Xu Zhen, Escalera Sergio, Pavão Adrien, Richard Magali, Tu Wei-Wei, Yao Quanming, Zhao Huan, Guyon Isabelle
4Paradigm, Beijing 100085, China.
Computer Vision Center, Universitat de Barcelona, 08007 Barcelona, Spain.
Patterns (N Y). 2022 Jun 24;3(7):100543. doi: 10.1016/j.patter.2022.100543. eCollection 2022 Jul 8.
Obtaining a standardized benchmark of computational methods is a major issue in data-science communities. Dedicated frameworks enabling fair benchmarking in a unified environment are yet to be developed. Here, we introduce Codabench, a meta-benchmark platform that is open sourced and community driven for benchmarking algorithms or software agents versus datasets or tasks. A public instance of Codabench is open to everyone free of charge and allows benchmark organizers to fairly compare submissions under the same setting (software, hardware, data, algorithms), with custom protocols and data formats. Codabench has unique features facilitating easy organization of flexible and reproducible benchmarks, such as the possibility of reusing templates of benchmarks and supplying compute resources on demand. Codabench has been used internally and externally on various applications, receiving more than 130 users and 2,500 submissions. As illustrative use cases, we introduce four diverse benchmarks covering graph machine learning, cancer heterogeneity, clinical diagnosis, and reinforcement learning.

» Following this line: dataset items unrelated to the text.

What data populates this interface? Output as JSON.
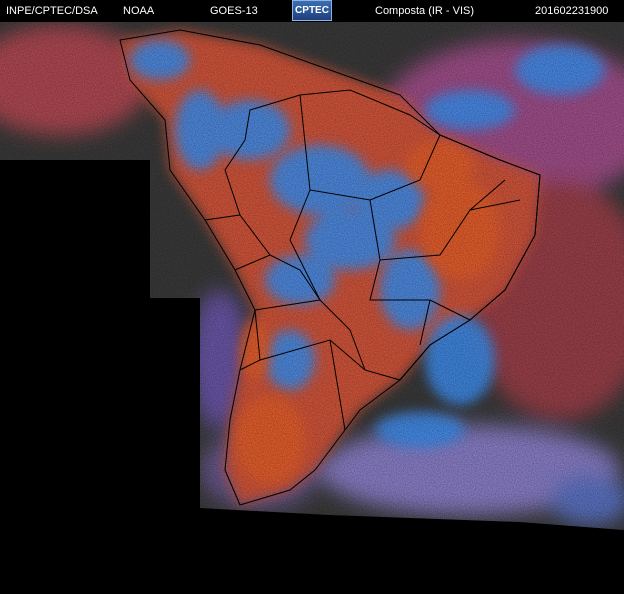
{
  "header": {
    "agency": "INPE/CPTEC/DSA",
    "provider": "NOAA",
    "satellite": "GOES-13",
    "logo_text": "CPTEC",
    "product": "Composta (IR - VIS)",
    "timestamp": "201602231900"
  },
  "colors": {
    "background": "#000000",
    "cloud_free": "#d2553a",
    "high_cloud": "#3f8ff0",
    "ocean_dark": "#3a3a3a",
    "cirrus": "#8a6fc4",
    "borders": "#000000"
  },
  "map": {
    "region": "south-america",
    "overlay": "country-and-state-boundaries"
  }
}
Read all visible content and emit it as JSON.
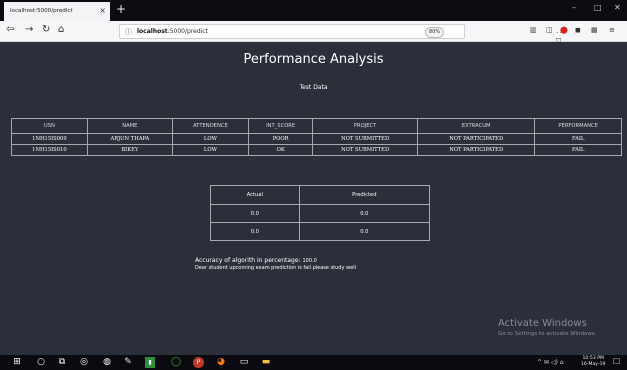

获得计算方法的标准化基准是数据科学领域的一个主要问题。目前尚未开发出能在统一环境中实现公平基准测试的专用框架。在此,我们介绍Codabench,这是一个开源且由社区驱动的元基准测试平台,用于针对数据集或任务对算法或软件代理进行基准测试。Codabench的公共实例对所有人免费开放,允许基准测试组织者在相同设置(软件、硬件、数据、算法)下,使用自定义协议和数据格式公平地比较提交的内容。Codabench具有独特的功能,便于轻松组织灵活且可重复的基准测试,例如可以重复使用基准测试模板并按需提供计算资源。Codabench已在内部和外部用于各种应用,拥有超过130名用户和2500份提交内容。作为示例用例,我们介绍了四个不同的基准测试,涵盖图机器学习、癌症异质性、临床诊断和强化学习。